Lastly, I would like to get some input on what you like about this blog both content and design.  If there are things you want me to discover and write about or have questions about other topics, please leave a comment in the form below.  I get a great deal of page hits for my two Ubuntu articles, but I would like to drive traffic to other parts and topics of this blog.  Any input and interaction about this blog is definitely appreciated.

It has been a while since I have posted anything mostly due to finals and projects.  I finally got a chance to relax after unpacking and go to a baseball game with my family.  A few years ago, the Montreal Expos moved to Washington D.C. and became the Nationals.  They played up until this season in RFK stadium which is the former home of the Redskins and present home of the D.C. United.  The new baseball arena is built by the Washington Naval Yard, very close to the Marine Barracks where John Phillip Sousa led the Marine Band.  The brand new stadium is beautiful in every aspect.  It is very open and allows for a fantastic view of the field from any seat.  Even from my nosebleed $5.00 seats I was able to enjoy the game immensely.  It was designed by the same person who built the Pirates’ stadium in Pittsburgh.
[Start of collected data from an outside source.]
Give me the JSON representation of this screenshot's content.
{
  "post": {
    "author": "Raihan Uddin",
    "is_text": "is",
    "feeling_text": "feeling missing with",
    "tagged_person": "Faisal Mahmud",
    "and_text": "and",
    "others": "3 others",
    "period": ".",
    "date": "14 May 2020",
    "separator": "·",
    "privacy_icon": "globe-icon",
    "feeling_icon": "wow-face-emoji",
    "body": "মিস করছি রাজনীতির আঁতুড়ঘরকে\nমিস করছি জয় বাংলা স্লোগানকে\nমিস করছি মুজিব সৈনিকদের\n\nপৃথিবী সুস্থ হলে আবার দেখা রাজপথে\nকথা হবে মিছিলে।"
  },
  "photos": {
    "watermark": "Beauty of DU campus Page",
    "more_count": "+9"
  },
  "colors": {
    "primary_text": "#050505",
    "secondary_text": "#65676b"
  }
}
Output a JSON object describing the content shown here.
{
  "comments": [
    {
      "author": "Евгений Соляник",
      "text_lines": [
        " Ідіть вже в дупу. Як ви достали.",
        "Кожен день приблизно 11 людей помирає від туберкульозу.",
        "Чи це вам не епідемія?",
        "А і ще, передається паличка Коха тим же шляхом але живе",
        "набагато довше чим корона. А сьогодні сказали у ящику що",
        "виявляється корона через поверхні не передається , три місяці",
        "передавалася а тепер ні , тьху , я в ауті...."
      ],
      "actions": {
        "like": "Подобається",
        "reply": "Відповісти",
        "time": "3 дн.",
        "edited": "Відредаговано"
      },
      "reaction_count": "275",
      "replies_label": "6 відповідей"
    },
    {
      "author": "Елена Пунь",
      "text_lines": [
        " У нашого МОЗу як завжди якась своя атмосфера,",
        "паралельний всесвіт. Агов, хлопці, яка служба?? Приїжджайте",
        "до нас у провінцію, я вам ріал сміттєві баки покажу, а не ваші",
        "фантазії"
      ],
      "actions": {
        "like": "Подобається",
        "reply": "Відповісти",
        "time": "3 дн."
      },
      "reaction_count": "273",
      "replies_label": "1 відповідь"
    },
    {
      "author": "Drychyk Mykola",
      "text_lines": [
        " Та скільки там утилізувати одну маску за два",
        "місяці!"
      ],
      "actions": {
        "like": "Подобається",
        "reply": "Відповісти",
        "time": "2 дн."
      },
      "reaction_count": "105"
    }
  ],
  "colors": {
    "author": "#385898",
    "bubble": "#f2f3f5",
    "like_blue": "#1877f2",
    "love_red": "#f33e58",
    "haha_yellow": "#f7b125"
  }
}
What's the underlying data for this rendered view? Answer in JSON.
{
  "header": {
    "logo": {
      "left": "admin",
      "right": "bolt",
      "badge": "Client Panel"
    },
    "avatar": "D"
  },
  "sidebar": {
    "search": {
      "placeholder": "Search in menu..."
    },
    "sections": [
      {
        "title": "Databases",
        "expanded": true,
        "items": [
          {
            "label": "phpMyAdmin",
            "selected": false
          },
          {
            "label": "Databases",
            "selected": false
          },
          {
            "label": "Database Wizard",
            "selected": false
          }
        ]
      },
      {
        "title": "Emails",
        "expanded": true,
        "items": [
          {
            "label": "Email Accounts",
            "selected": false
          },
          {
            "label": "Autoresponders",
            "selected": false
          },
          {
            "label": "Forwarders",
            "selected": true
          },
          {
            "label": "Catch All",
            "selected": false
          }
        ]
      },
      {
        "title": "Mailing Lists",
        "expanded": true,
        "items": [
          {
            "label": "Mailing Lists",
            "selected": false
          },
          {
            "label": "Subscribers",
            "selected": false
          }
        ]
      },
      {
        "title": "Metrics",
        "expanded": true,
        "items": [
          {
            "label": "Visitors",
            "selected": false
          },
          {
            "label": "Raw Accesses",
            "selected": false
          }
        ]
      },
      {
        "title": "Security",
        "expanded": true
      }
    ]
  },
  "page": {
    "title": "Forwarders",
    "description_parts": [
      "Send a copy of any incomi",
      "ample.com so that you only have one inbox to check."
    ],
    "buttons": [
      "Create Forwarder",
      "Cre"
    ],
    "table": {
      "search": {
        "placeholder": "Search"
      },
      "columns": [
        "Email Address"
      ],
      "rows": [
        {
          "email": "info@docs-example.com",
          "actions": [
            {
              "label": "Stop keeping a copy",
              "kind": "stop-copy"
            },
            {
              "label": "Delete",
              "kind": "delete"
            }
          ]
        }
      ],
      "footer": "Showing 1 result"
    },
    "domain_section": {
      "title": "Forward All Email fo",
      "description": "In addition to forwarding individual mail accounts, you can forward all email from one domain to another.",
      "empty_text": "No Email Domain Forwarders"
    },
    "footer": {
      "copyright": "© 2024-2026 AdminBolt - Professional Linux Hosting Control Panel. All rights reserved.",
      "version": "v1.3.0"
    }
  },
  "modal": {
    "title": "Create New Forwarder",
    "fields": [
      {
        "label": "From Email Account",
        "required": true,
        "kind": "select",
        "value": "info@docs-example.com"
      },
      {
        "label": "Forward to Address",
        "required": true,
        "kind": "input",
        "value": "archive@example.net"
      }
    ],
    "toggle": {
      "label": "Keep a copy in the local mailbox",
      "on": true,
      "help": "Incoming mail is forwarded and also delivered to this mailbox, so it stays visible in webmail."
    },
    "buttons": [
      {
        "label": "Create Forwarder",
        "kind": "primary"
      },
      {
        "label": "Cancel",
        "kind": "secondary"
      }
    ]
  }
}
A quick word on technology (since this blog is centered on that topic).  In the past, my brother explained to me, ushers carried a green sign and a red sign.  This was the indicator to let stadium security know if someone was hurt after catching/getting hit by a foul ball.  In the Nationals’ new stadium, they all carry radio transmitters that do the very same job.  This update to system that has worked in ballparks for years allows stadium safety officials to be far more accurate and get information fast if there is a problem.

The LED scoreboard is the biggest in baseball- measuring an astounding 4,532 square feet.  It is even rumored to be high definition, though I couldn’t tell from so far away.

The new stadium is also LEED certified, which means it meets energy saving standards that rival normal buildings.  I first encountered LEED certified buildings during the Future Forum, and it is nice to see a new, multi-million dollar sporting complex to be a part of this building technology.  Also noticeable from my nosebleed seats (besides major D.C. landmarks like the Capitol Building, Georgetown University and other monuments) were several examples of green roofs that are planted with apparently 1,200 plants that promote better drainage and keep buildings cooler in the warm summers in D.C.

For more information about the new ballpark, click here.

Update: I should also note that the Nationals lost to the Marlins at the game I attended.